India has not had right-wing populism in power at the Centre, nor is Modi a typical representative of such populism. He belongs to a hybrid category. Like Indira Gandhi, he privileges electoral majorities over everything else, is hostile to the idea of an independent press and distrustful of courts, and courts mass adulation.
But he is different from Indira Gandhi in that, unlike her, he has a Hindu majoritarian view of the nation and is deeply unsympathetic to minorities. Absent in Indira Gandhi, racial or religious majoritarianism is a defining element of right-wing populism. The hostility of Trump, for example, to Hispanics, Blacks and Muslims, and that of European populists to minorities and immigrants is all too evident.
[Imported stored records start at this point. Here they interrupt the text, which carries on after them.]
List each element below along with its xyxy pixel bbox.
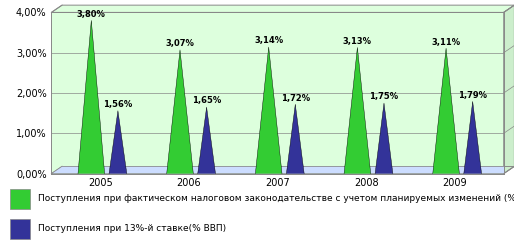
Text: 3,07%: 3,07% (166, 39, 194, 48)
Polygon shape (51, 5, 514, 12)
Polygon shape (433, 48, 460, 174)
Polygon shape (464, 101, 482, 174)
Text: 3,14%: 3,14% (254, 36, 283, 45)
Text: 1,65%: 1,65% (192, 96, 221, 105)
Polygon shape (167, 50, 193, 174)
Text: Поступления при 13%-й ставке(% ВВП): Поступления при 13%-й ставке(% ВВП) (38, 224, 226, 233)
Polygon shape (109, 111, 127, 174)
Polygon shape (504, 5, 514, 174)
Polygon shape (255, 47, 282, 174)
Text: Поступления при фактическом налоговом законодательстве с учетом планируемых изме: Поступления при фактическом налоговом за… (38, 194, 514, 203)
Text: 1,75%: 1,75% (370, 93, 398, 101)
Polygon shape (51, 166, 514, 174)
Polygon shape (286, 104, 304, 174)
Text: 1,72%: 1,72% (281, 94, 310, 103)
Polygon shape (78, 21, 105, 174)
Polygon shape (198, 107, 215, 174)
FancyBboxPatch shape (10, 188, 30, 209)
Text: 3,80%: 3,80% (77, 10, 106, 19)
FancyBboxPatch shape (10, 219, 30, 239)
Text: 3,11%: 3,11% (432, 38, 461, 47)
Text: 1,79%: 1,79% (458, 91, 487, 100)
Polygon shape (375, 103, 393, 174)
Text: 3,13%: 3,13% (343, 37, 372, 46)
Text: 1,56%: 1,56% (103, 100, 133, 109)
Polygon shape (344, 47, 371, 174)
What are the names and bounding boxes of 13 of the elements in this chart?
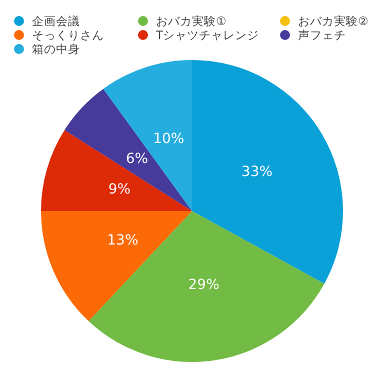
legend-label: そっくりさん — [32, 28, 104, 42]
data-label: 29% — [188, 277, 220, 294]
legend-label: おバカ実験① — [156, 14, 226, 28]
legend-label: Tシャツチャレンジ — [156, 28, 260, 42]
data-label: 13% — [107, 232, 138, 249]
data-label: 9% — [108, 182, 131, 198]
data-label: 6% — [126, 150, 148, 167]
legend-label: 箱の中身 — [32, 42, 80, 56]
data-label: 33% — [241, 164, 273, 180]
legend-label: 声フェチ — [298, 28, 346, 42]
legend-label: 企画会議 — [32, 14, 80, 28]
data-label: 10% — [153, 130, 184, 147]
legend-label: おバカ実験② — [298, 14, 368, 28]
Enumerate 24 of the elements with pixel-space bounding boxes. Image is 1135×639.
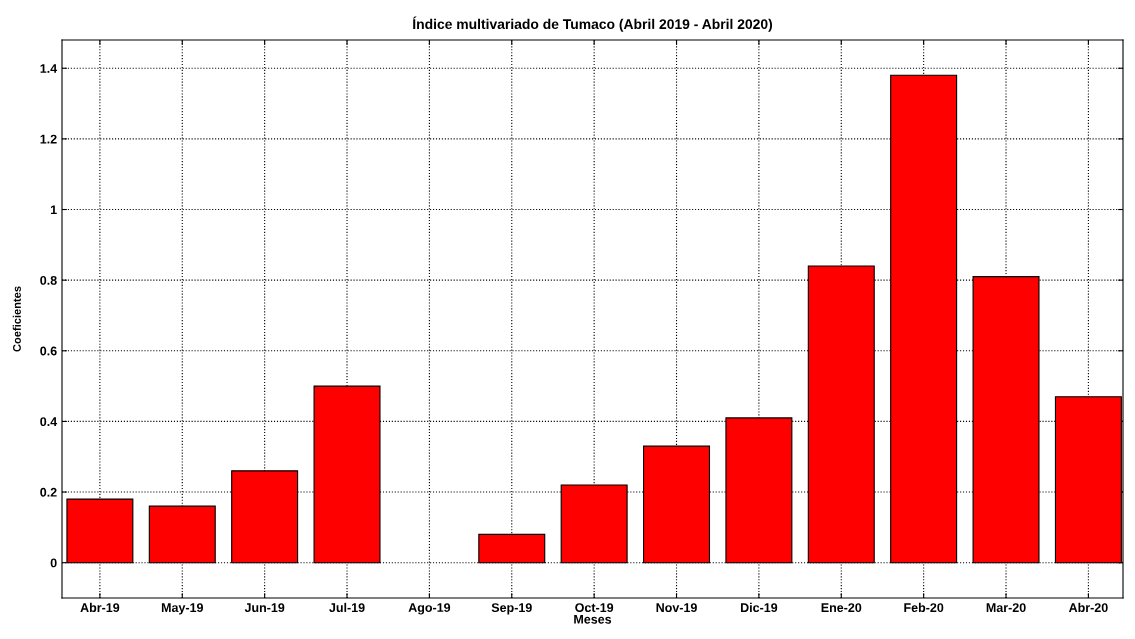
y-tick-label: 0 xyxy=(50,558,57,568)
y-axis-title: Coeficientes xyxy=(12,286,21,352)
x-tick-label: Oct-19 xyxy=(575,603,614,613)
x-tick-label: Ene-20 xyxy=(821,603,862,613)
x-tick-label: Jul-19 xyxy=(329,602,365,613)
x-axis-title: Meses xyxy=(574,614,612,624)
y-tick-label: 1.4 xyxy=(40,64,58,73)
x-tick-label: Sep-19 xyxy=(491,603,532,615)
y-tick-label: 1 xyxy=(50,205,57,215)
x-tick-label: Abr-20 xyxy=(1068,602,1108,613)
y-tick-label: 0.2 xyxy=(40,487,57,497)
chart-title: Índice multivariado de Tumaco (Abril 2019 - Abril 2020) xyxy=(413,16,773,32)
x-tick-label: Jun-19 xyxy=(244,603,285,613)
x-tick-label: Abr-19 xyxy=(80,602,120,613)
y-tick-label: 1.2 xyxy=(40,134,57,144)
x-tick-label: Mar-20 xyxy=(986,603,1026,613)
y-tick-label: 0.8 xyxy=(40,275,57,285)
x-tick-label: May-19 xyxy=(161,603,203,615)
x-tick-label: Dic-19 xyxy=(740,602,778,613)
x-tick-label: Nov-19 xyxy=(656,603,697,613)
y-tick-label: 0.4 xyxy=(40,417,58,427)
x-tick-label: Ago-19 xyxy=(408,603,451,615)
y-tick-label: 0.6 xyxy=(40,346,57,356)
x-tick-label: Feb-20 xyxy=(904,602,944,613)
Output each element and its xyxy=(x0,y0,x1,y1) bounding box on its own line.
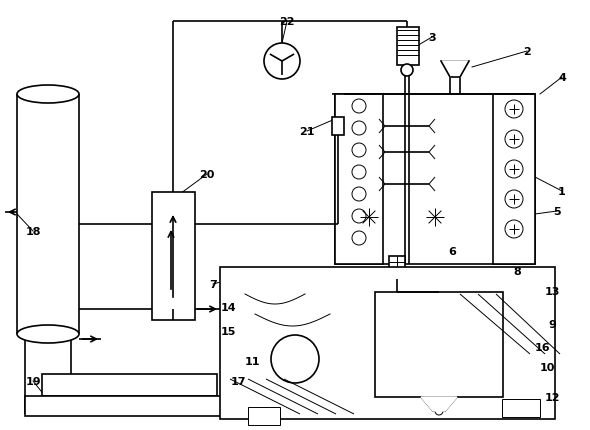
Text: 3: 3 xyxy=(428,33,436,43)
Text: 1: 1 xyxy=(558,187,566,197)
Text: 11: 11 xyxy=(244,356,260,366)
Circle shape xyxy=(264,44,300,80)
Circle shape xyxy=(505,190,523,209)
Text: 9: 9 xyxy=(548,319,556,329)
Bar xyxy=(335,95,383,264)
Circle shape xyxy=(352,166,366,180)
Text: 14: 14 xyxy=(220,302,236,312)
Text: 8: 8 xyxy=(513,266,521,276)
Text: 16: 16 xyxy=(534,342,550,352)
Circle shape xyxy=(435,407,443,415)
Polygon shape xyxy=(441,62,469,78)
Text: 13: 13 xyxy=(545,286,560,296)
Text: 2: 2 xyxy=(523,47,531,57)
Circle shape xyxy=(505,161,523,178)
Circle shape xyxy=(352,122,366,136)
Circle shape xyxy=(352,187,366,202)
Bar xyxy=(248,407,280,425)
Circle shape xyxy=(352,209,366,224)
Circle shape xyxy=(401,65,413,77)
Bar xyxy=(493,95,535,264)
Ellipse shape xyxy=(17,325,79,343)
Text: 19: 19 xyxy=(25,376,41,386)
Ellipse shape xyxy=(17,86,79,104)
Bar xyxy=(502,399,540,417)
Circle shape xyxy=(271,335,319,383)
Text: 18: 18 xyxy=(25,227,41,237)
Text: 22: 22 xyxy=(279,17,295,27)
Text: 7: 7 xyxy=(209,280,217,289)
Bar xyxy=(25,396,230,416)
Polygon shape xyxy=(421,397,457,411)
Circle shape xyxy=(505,221,523,239)
Text: 10: 10 xyxy=(539,362,555,372)
Bar xyxy=(332,118,344,136)
Text: 4: 4 xyxy=(558,73,566,83)
Text: 20: 20 xyxy=(199,169,215,180)
Bar xyxy=(375,292,503,397)
Circle shape xyxy=(505,131,523,149)
Bar xyxy=(389,256,405,268)
Text: 12: 12 xyxy=(544,392,560,402)
Text: 6: 6 xyxy=(448,246,456,256)
Bar xyxy=(335,95,535,264)
Circle shape xyxy=(352,231,366,246)
Text: 15: 15 xyxy=(220,326,235,336)
Bar xyxy=(220,267,555,419)
Text: 5: 5 xyxy=(553,206,561,216)
Circle shape xyxy=(505,101,523,119)
Text: 21: 21 xyxy=(299,127,314,137)
Text: 17: 17 xyxy=(230,376,246,386)
Circle shape xyxy=(352,100,366,114)
Bar xyxy=(152,193,195,320)
Circle shape xyxy=(352,144,366,158)
Bar xyxy=(42,374,217,396)
Bar xyxy=(397,28,419,66)
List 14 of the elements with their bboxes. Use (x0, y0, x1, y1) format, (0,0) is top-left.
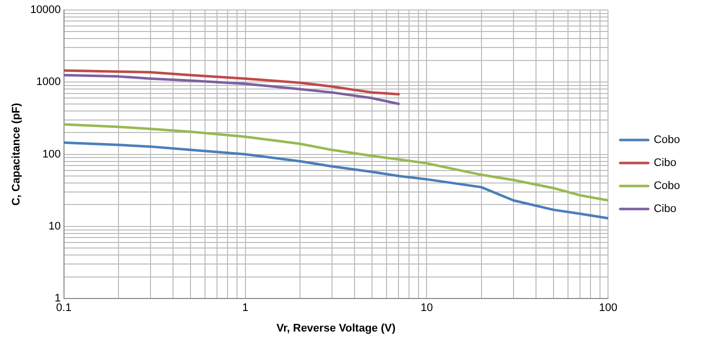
y-axis-title: C, Capacitance (pF) (10, 102, 23, 206)
x-tick-label: 10 (420, 302, 433, 314)
y-tick-label: 100 (42, 148, 61, 160)
y-tick-label: 1000 (36, 76, 61, 88)
x-tick-label: 100 (599, 302, 618, 314)
legend-label: Cobo (654, 180, 680, 192)
x-axis-title: Vr, Reverse Voltage (V) (276, 322, 396, 334)
x-tick-label: 0.1 (56, 302, 72, 314)
y-tick-label: 10000 (30, 4, 61, 16)
legend-label: Cibo (654, 157, 676, 170)
legend-label: Cobo (654, 134, 680, 146)
legend-label: Cibo (654, 203, 676, 216)
y-tick-label: 10 (48, 220, 61, 232)
x-tick-label: 1 (242, 302, 248, 314)
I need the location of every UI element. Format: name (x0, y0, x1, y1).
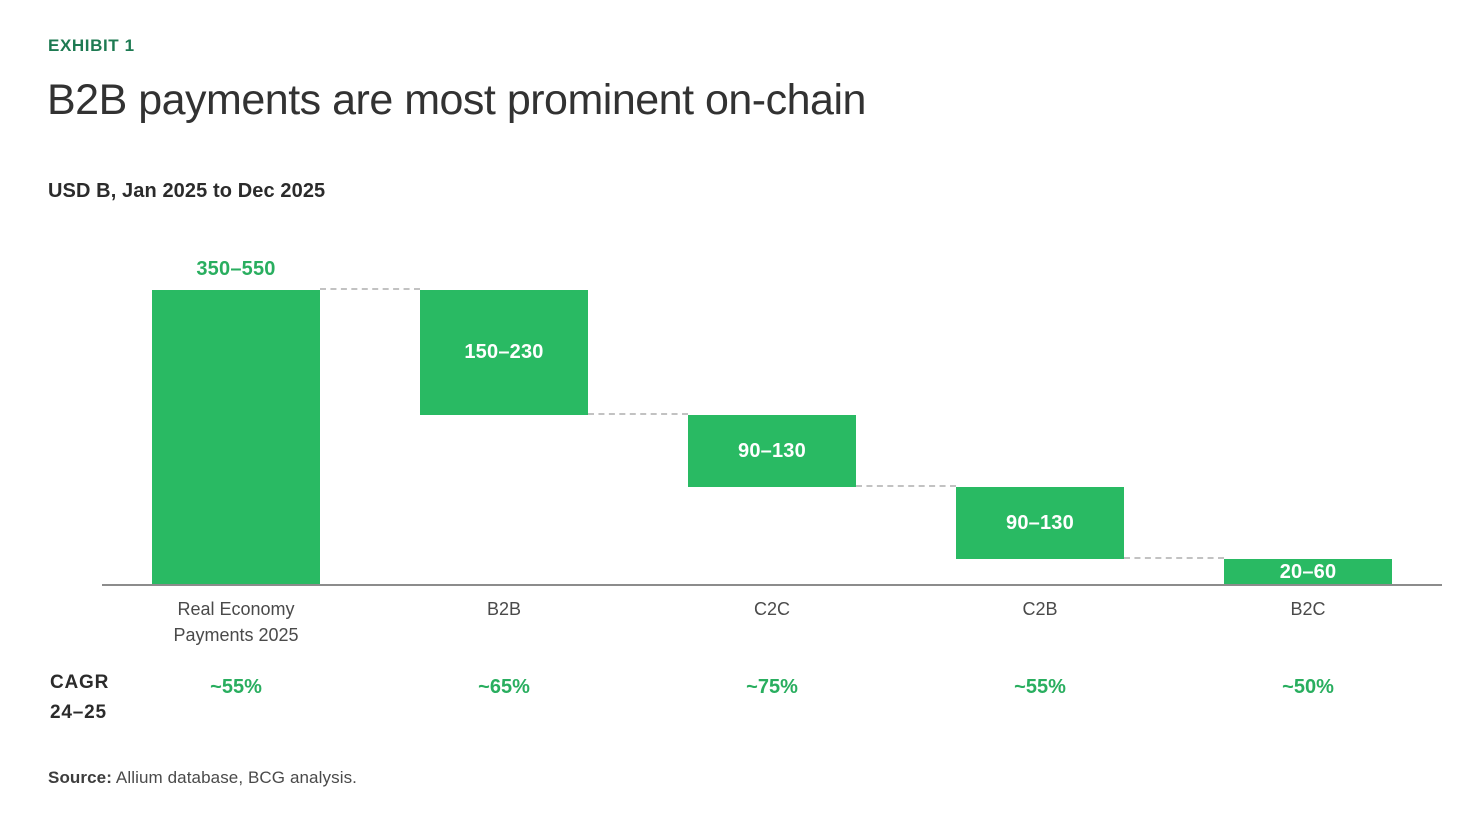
step-connector (588, 412, 688, 415)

Modi’s economics, however, does not align with the standard populism of the right, which relies heavily on markets and/or business classes to steer economic progress. His economic policy does have pro-market elements (new bankruptcy laws, reform of indirect taxes) and he has also not been able to hide his pro-business proclivities, but his economics concomitantly also has non-market “people oriented” elements (bank accounts for the poor, modern toilets for all, doubling farm income, farm loan waivers). Moreover, he justified demonetisation in terms of mass welfare. It is another matter that the masses have been badly hurt.
In this newspaper, Ram Madhav, a national general secretary of the BJP, summed up Modi’s appeal thus: “The mob, humble people of the country, are behind Modi… They are enjoying it” (IE, August 15). How should one react?
A populist can celebrate mob rule. But a democrat cannot. He knows that mobs are not always right: Untouchability, after all, was popular in India, as was lynching of blacks in the American south. That is why all modern democracies constrain mob sentiments with constitutions and laws. Populism and democracy are not to be confused. A conflation of mobs and democracy only leads to frequent vigilante violence, an undermining of the press and judiciary, and a weakening of law-based governance.
Would that be good for the country? This question has moved to India’s political centrestage.